Noctívagas criaturas que se escuchan como el aluvión de un
gemido en la voz profunda de quien dice ser alguien que tiene algo importante
que decirle al inframundo, desde las sombras en las que se oculta algo
parecido a un cuerpo extraño entumecido por la cal, una figura rígida con un
rostro de piedra impávido, de arena; la cosa que huele a peligro de calles
desiertas, de brea quemada; a desnudez de prostíbulo barato, de culo sucio; a
colchón de guata hediondo, de cárcel. Cuando el silencio y la penumbra se
reconstruyen en el ser abyecto que inspira ruido, de aspiradora, de alfombra
cenicienta, pensando en un hombre habitado por el diablo, de tu corazón
infartado, gritándole a la bestia desde el sueño del ángel que duerme, de
cansado; esos seres humanos que dejan ver su forma absurda entre tanta histeria
masculina y tanta obsesión femenina, de sexo. Esas líneas que ya no escriben
los poetas dadaistas, de hartos compositores, de esos, versos que cualquiera
caga a chorros en un hilo, de pentagrama. Las palabras que hablan, de una
lengua, sin un lenguaje inconsciente, esas creaciones increíbles, de las psicosis
que propalan la verdad verdadera, de los símbolos. Aparecen partes
despedazadas, desde los lejanos extremos, de un cuerpo desmembrado y las falanges
tumultuosas, de gentes indigentes, esas personas puras inscritas en personerías
jurídicas sin leyes que puedan regir el canon, de la justicia. Duele más la
nariz, de quien quiso hacerse la rinoplastia a cuesta, de juicios, una cirugía
plástica reconstructiva para oler mejor o para recuperar el olfato para la mala
poesía surrealista en un castellano rioplatense, de culto. Entonces vemos hasta
el punto que llega la cualidad, de la bonhomía humana y la crueldad, de lo
naïve. ¡Tranquilo animal pensante! Un pedazo de carne no es más que una hilacha,
de garrón en la hiancia intersticial, de tus espacios vacíos entre muelas
extirpadas por tu padre, pedazo, de hueco cóncavo que hace eco, de tu ecoico
dolor orofacial alucinante. Esas voces, esos ruidos, esos atronadores rugidos,
se asemejan a tus sonidos concretos, de ultratumba, como pedo, de vieja que pide permiso
para salir entre cachetudos mofletes, de nalgas magras. Todo es subjetivo dicen
los relativistas constructivos que no tienen un objeto definido como para hacer
ciencia, de verdad. Ya no hay registro, de tu cuerpo, pero si te dotan, de un espíritu
que se va, te descuidan y te entregan a la muerte, de la materialidad en un mundo
materialista sin ser histórico entre los historicistas. La eternidad te amenaza
y todavía no editaste tus 200 poemas en prosa, ni tu cuento fantástico, solo
algunas fábulas, de hisopo, tragicómicas leyendas y heroicos mitos, de tu vida.

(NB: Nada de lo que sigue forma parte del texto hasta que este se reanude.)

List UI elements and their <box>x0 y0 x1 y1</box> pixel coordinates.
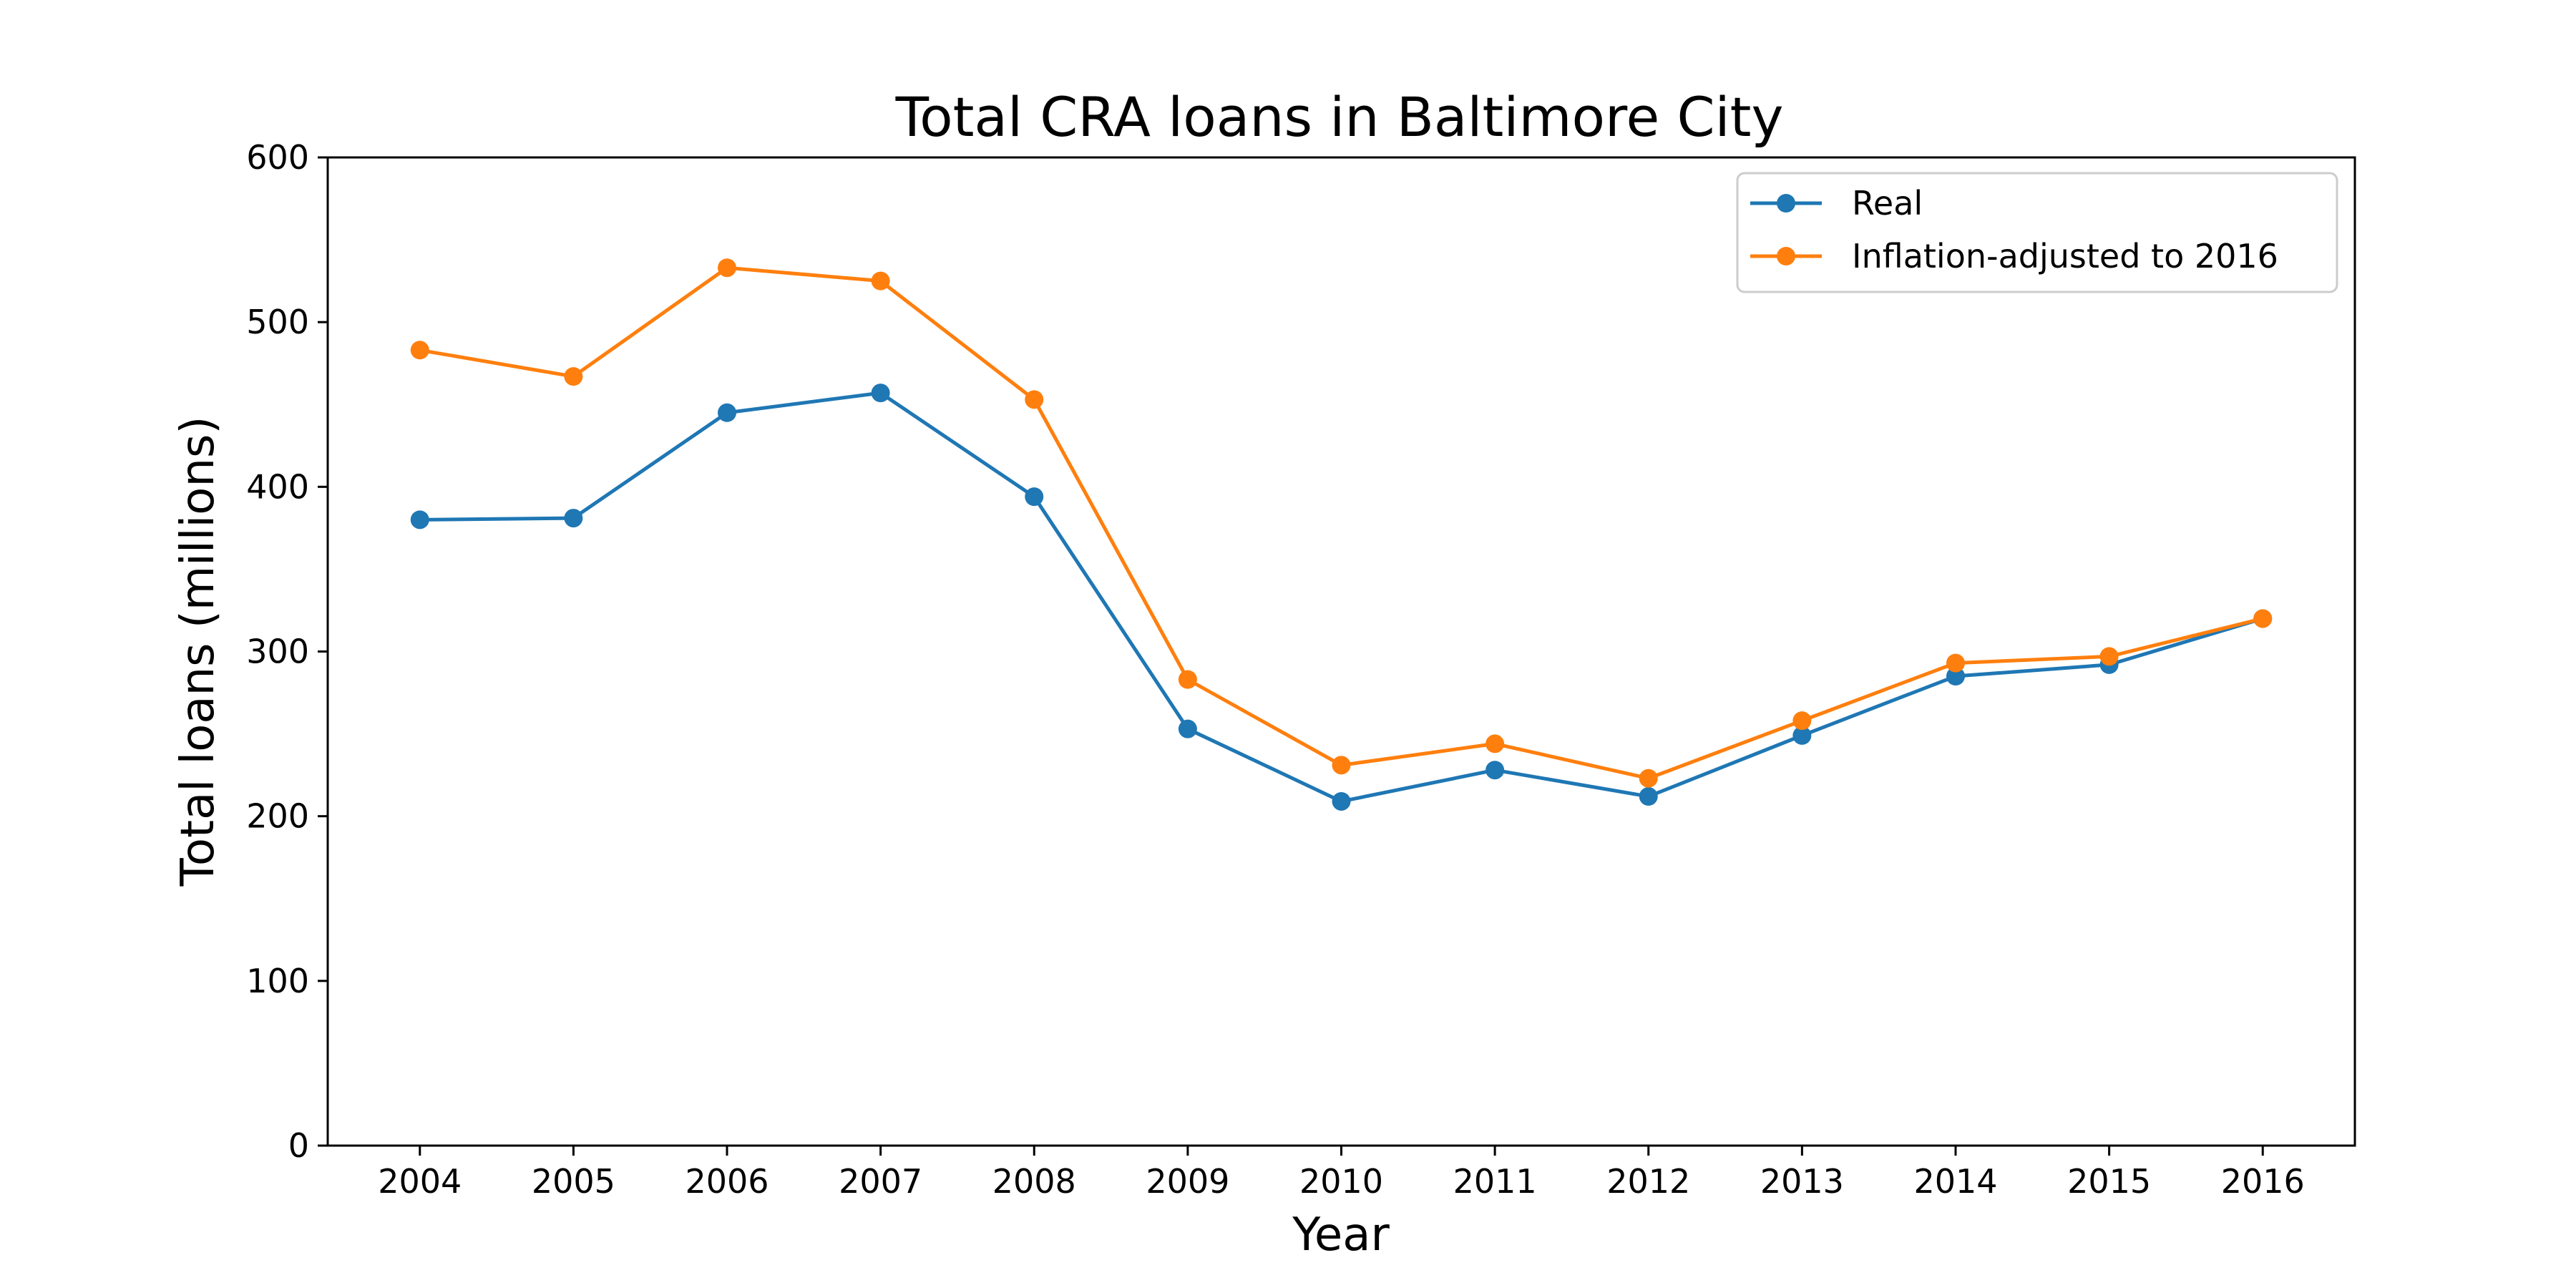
x-tick-label: 2005 <box>532 1162 615 1201</box>
x-tick-label: 2013 <box>1760 1162 1844 1201</box>
chart-title: Total CRA loans in Baltimore City <box>895 85 1784 149</box>
y-tick-label: 200 <box>246 797 309 836</box>
legend: Real Inflation-adjusted to 2016 <box>1736 172 2338 293</box>
series-layer <box>410 258 2273 811</box>
data-point <box>718 258 737 278</box>
legend-marker <box>1777 194 1795 213</box>
data-point <box>1792 726 1812 745</box>
x-tick-label: 2014 <box>1913 1162 1997 1201</box>
x-tick-label: 2016 <box>2221 1162 2305 1201</box>
data-point <box>1639 769 1658 788</box>
data-point <box>1946 667 1965 686</box>
y-tick-label: 100 <box>246 962 309 1000</box>
x-tick-label: 2010 <box>1299 1162 1383 1201</box>
x-tick-label: 2009 <box>1146 1162 1229 1201</box>
legend-box <box>1736 172 2338 293</box>
data-point <box>871 271 890 291</box>
data-point <box>1178 670 1197 689</box>
legend-label: Real <box>1852 184 1923 223</box>
legend-label: Inflation-adjusted to 2016 <box>1852 237 2278 275</box>
y-tick-label: 300 <box>246 633 309 671</box>
data-point <box>1639 787 1658 806</box>
y-axis-title: Total loans (millions) <box>172 416 225 887</box>
data-point <box>1332 756 1351 775</box>
y-tick-label: 500 <box>246 303 309 341</box>
data-point <box>410 341 429 360</box>
y-tick-label: 0 <box>288 1126 309 1165</box>
data-point <box>2253 609 2273 628</box>
x-tick-label: 2006 <box>685 1162 769 1201</box>
data-point <box>564 367 583 386</box>
x-tick-label: 2008 <box>992 1162 1076 1201</box>
data-point <box>564 509 583 528</box>
x-tick-label: 2011 <box>1453 1162 1537 1201</box>
x-tick-label: 2004 <box>378 1162 462 1201</box>
data-point <box>1332 791 1351 811</box>
data-point <box>410 510 429 530</box>
data-point <box>1946 653 1965 673</box>
plot-frame <box>326 156 2356 1147</box>
x-axis-title: Year <box>1292 1209 1390 1262</box>
data-point <box>1025 487 1044 507</box>
x-tick-label: 2015 <box>2067 1162 2151 1201</box>
data-point <box>1025 390 1044 409</box>
x-tick-label: 2012 <box>1606 1162 1690 1201</box>
data-point <box>1485 734 1505 753</box>
series-inflation-adjusted <box>410 258 2273 788</box>
y-axis-ticks: 0 100 200 300 400 500 600 <box>246 138 328 1165</box>
data-point <box>1178 719 1197 738</box>
data-point <box>871 384 890 403</box>
legend-items: Real Inflation-adjusted to 2016 <box>1750 184 2278 275</box>
y-tick-label: 400 <box>246 467 309 506</box>
data-point <box>2099 647 2119 666</box>
data-point <box>718 403 737 422</box>
y-tick-label: 600 <box>246 138 309 177</box>
legend-marker <box>1777 247 1795 265</box>
x-axis-ticks: 2004 2005 2006 2007 2008 2009 2010 2011 2012 2013… <box>378 1146 2305 1201</box>
data-point <box>1485 761 1505 780</box>
x-tick-label: 2007 <box>839 1162 922 1201</box>
data-point <box>1792 711 1812 731</box>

El otoño, de tu alma porteña corresponde al otoño, de la tierra hecha, de oro y
bronce. Tus años tienen tiempo, la existencia terrenal, de los alterados por la
astormanía y sus cuatro estaciones. Entonces, ya no cumplas años para que el
tiempo te regale espacio, decías que los años son como los sueños, porque solo
se tienen en cuenta cuando se cumplen. ¡Que psicoanálisis berreta! De cuarta, si
te han visto tirado en un zanjón tomando agua, de los charcos, picando bosta para
armarte uno de esos en una servilleta de cafetín. No vengas ahora a decir: sangre azul, cerebro de mono, vientre blanco, de ballena al oleo, alma, de diamante. Ya no más, lo
negro empieza a cubrirlo todo. Tu luz habrá perdido otra batalla, pero no la
guerra. Te llevaste un botín de guerra sin tapones que colgaste, de los cables, de la calle. Allá en el barrio, cerca, de un potrero donde las calles son
canchas, y el sol se tira a sus anchas, y nadie tiene vergüenza de sonreír sin
dientes, de acrílico, de vestir con ropas harapientas, de pobres gentes, que hablan, de todo como si
nada por el vino barato, de lo que se es habitar en un mundo taita y a los gritos decir sin
empacho a los cuatro vientos: ¡Qué país de mierda el gran pueblo argentino! ¡Salud!.